Deshalb sollten vor allem jüngere Gläubige gut hinhören, ob der Heilige Geist sie auf einen so intensiven Weg ruft und sich nicht verwirren lassen, wenn heute dieser Weg immer weniger verstanden wird und es viele Vorbehalte, u.U. auch in der eigenen Familie, gibt!
Die Ganzhingabe an Gott ist immer ein Liebesgeschehen, eine Antwort auf Gottes Liebe und daher ein wunderbarer Weg! Aber nicht nur die Berufung in eine Ordensgemeinschaft, eine geistliche Gemeinschaft oder zum Priestertum fragt nach der Ganzhingabe an Gott! Wenn diese Ganzhingabe auch nicht direkt in eine Lebensform mündet, wie die zuvor genannten Berufungen, so ist sie eine bleibende Einladung des Herrn, sich ihm ganz zu schenken.

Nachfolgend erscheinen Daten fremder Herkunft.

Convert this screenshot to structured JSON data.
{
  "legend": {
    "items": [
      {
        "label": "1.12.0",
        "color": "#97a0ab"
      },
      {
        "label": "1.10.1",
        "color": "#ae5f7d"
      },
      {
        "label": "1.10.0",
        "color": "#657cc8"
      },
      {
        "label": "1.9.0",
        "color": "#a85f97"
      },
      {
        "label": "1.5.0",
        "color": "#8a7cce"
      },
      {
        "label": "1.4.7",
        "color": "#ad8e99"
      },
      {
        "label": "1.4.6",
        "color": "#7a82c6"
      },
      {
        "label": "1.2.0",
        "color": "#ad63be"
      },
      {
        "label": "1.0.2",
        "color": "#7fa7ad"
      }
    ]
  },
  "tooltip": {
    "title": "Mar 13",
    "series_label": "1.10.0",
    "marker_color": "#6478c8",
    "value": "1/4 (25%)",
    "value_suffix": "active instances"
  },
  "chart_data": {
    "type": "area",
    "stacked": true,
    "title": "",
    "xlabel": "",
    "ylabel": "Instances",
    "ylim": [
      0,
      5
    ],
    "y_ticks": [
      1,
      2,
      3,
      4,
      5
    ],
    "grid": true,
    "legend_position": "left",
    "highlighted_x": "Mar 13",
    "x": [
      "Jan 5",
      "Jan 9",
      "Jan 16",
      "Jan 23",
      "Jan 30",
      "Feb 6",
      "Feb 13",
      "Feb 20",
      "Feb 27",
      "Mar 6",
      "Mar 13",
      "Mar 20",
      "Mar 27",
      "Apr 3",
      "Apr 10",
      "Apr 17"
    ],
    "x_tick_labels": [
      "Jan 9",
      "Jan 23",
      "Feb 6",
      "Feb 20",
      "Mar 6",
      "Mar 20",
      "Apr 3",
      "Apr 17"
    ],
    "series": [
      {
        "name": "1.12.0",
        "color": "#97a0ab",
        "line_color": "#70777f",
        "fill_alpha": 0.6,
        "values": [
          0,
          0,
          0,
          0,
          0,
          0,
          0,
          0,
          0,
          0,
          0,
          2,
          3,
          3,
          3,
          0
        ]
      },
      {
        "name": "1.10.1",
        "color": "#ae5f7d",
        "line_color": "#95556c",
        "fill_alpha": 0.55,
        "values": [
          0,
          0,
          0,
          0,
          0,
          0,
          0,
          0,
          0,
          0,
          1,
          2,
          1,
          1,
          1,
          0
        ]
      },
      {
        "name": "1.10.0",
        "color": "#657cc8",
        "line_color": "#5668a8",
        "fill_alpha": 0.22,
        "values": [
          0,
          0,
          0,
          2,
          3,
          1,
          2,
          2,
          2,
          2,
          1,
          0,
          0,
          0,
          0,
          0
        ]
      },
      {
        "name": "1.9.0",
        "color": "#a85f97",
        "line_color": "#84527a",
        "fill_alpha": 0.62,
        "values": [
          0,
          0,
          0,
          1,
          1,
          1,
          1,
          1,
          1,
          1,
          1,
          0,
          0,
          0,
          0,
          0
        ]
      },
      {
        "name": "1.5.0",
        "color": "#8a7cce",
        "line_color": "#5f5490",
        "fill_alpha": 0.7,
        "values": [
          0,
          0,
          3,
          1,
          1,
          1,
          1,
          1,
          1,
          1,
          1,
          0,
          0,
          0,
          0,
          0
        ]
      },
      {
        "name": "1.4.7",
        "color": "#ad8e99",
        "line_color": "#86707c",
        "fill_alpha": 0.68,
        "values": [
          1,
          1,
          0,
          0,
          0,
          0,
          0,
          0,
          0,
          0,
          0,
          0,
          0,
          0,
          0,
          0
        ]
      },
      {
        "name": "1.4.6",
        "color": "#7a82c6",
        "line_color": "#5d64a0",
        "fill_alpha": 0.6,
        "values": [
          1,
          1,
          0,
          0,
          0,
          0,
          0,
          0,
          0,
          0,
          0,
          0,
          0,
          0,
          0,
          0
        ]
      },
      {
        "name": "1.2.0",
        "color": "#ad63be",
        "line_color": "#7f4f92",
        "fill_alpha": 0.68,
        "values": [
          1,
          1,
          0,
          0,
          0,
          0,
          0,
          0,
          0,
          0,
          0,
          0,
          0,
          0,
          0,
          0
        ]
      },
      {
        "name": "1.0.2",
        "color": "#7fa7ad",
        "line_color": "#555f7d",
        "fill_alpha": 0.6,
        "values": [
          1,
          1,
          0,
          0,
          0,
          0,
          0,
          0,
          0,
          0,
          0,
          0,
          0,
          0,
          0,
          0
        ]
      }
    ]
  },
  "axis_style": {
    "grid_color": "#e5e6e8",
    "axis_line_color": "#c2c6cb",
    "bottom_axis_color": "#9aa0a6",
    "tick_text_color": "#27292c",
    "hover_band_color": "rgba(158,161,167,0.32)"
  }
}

Deshalb die Frage an alle, welche Jesus folgen wollen: Was fehlt denn zum letzten Schritt? Was fehlt, sich ganz loslassen zu können und sich Gottes Führung zu überlassen? Was halten wir fest, worauf bauen wir unsere Sicherheit, wovor fürchten wir uns noch? Was glauben wir zu verlieren, wenn wir uns dem Herrn ganz geben?

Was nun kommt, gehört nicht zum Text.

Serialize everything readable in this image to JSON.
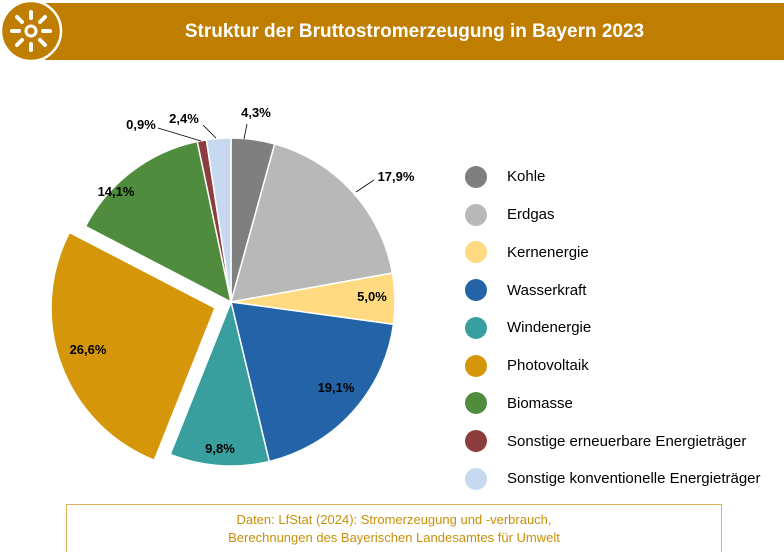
{
  "header": {
    "title": "Struktur der Bruttostromerzeugung in Bayern 2023"
  },
  "chart_data": {
    "type": "pie",
    "title": "Struktur der Bruttostromerzeugung in Bayern 2023",
    "unit": "%",
    "legend_position": "right",
    "slices": [
      {
        "name": "Kohle",
        "value": 4.3,
        "label": "4,3%",
        "color": "#7f7f7f"
      },
      {
        "name": "Erdgas",
        "value": 17.9,
        "label": "17,9%",
        "color": "#b8b8b8"
      },
      {
        "name": "Kernenergie",
        "value": 5.0,
        "label": "5,0%",
        "color": "#ffda80"
      },
      {
        "name": "Wasserkraft",
        "value": 19.1,
        "label": "19,1%",
        "color": "#2363a8"
      },
      {
        "name": "Windenergie",
        "value": 9.8,
        "label": "9,8%",
        "color": "#389f9e"
      },
      {
        "name": "Photovoltaik",
        "value": 26.6,
        "label": "26,6%",
        "color": "#d6960a",
        "exploded": true
      },
      {
        "name": "Biomasse",
        "value": 14.1,
        "label": "14,1%",
        "color": "#4f8c3d"
      },
      {
        "name": "Sonstige erneuerbare Energieträger",
        "value": 0.9,
        "label": "0,9%",
        "color": "#8c3d3d"
      },
      {
        "name": "Sonstige konventionelle Energieträger",
        "value": 2.4,
        "label": "2,4%",
        "color": "#c6d9f1"
      }
    ]
  },
  "source": {
    "line1": "Daten: LfStat (2024): Stromerzeugung und -verbrauch,",
    "line2": "Berechnungen des Bayerischen Landesamtes für Umwelt"
  }
}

Der heilige Paulus, in der Erwartung des baldigen Kommens Jesu, führt in einem seiner Briefe aus, daß diejenigen, die verheiratet sind, so leben sollen, als wären sie es nicht:
„Denn ich sage euch, Brüder: Die Zeit ist kurz. Daher soll, wer eine Frau hat, sich in Zukunft so verhalten, als habe er keine, wer weint, als weine er nicht, wer sich freut, als freue er sich nicht, wer kauft, als würde er nicht Eigentümer, wer sich die Welt zunutze macht, als nutze er sie nicht; denn die Gestalt dieser Welt vergeht“ (1 Kor 7,29f).
Dies dürfte eine gute Spur sein, wie man die Ganzhingabe auch im normalen Leben in der Welt verwirklichen kann! Sicher ist nicht gemeint, daß man etwa seine Pflichten vernachlässigen soll! Doch kann die innere Ausrichtung auf Gott dominant werden, so daß man alles in Hinblick auf ihn tut!
Hier ist das Leben der Heiligen Familie ein gutes Beispiel! Sicher haben weder die Heiligste Jungfrau Maria noch der Heilige Joseph irgendeine Pflicht ihres Familienlebens vernachlässigt, sondern ganz mit ihrem Sohn und auf ihren Sohn hin gelebt!
Die Einladung Jesu, alles den Armen zu geben und ihm nachzufolgen, kann in jeder Lebenssituation auf entsprechende Weise beantwortet werden, wobei, wie oben betrachtet, die Wahl einer solchen Lebensform den ganzen Ausdruck des Rufes darstellt!
Wir können, in welcher Lebenslage auch immer, wie der reiche Jüngling vor den Herrn hintreten und fragen: Was fehlt mir jetzt noch? Wenn diese Frage aufrichtig gestellt wird, dann wird der Herr antworten, wie er es auch im Evangelium getan hat!
Wenn wir den Heiligen Geist bitten, dann werden wir auch die Antwort verstehen, und mit dem Geist der Stärke wird er uns die Kraft geben, den letzten Schritt zu tun oder es zumindest immer wieder zu versuchen!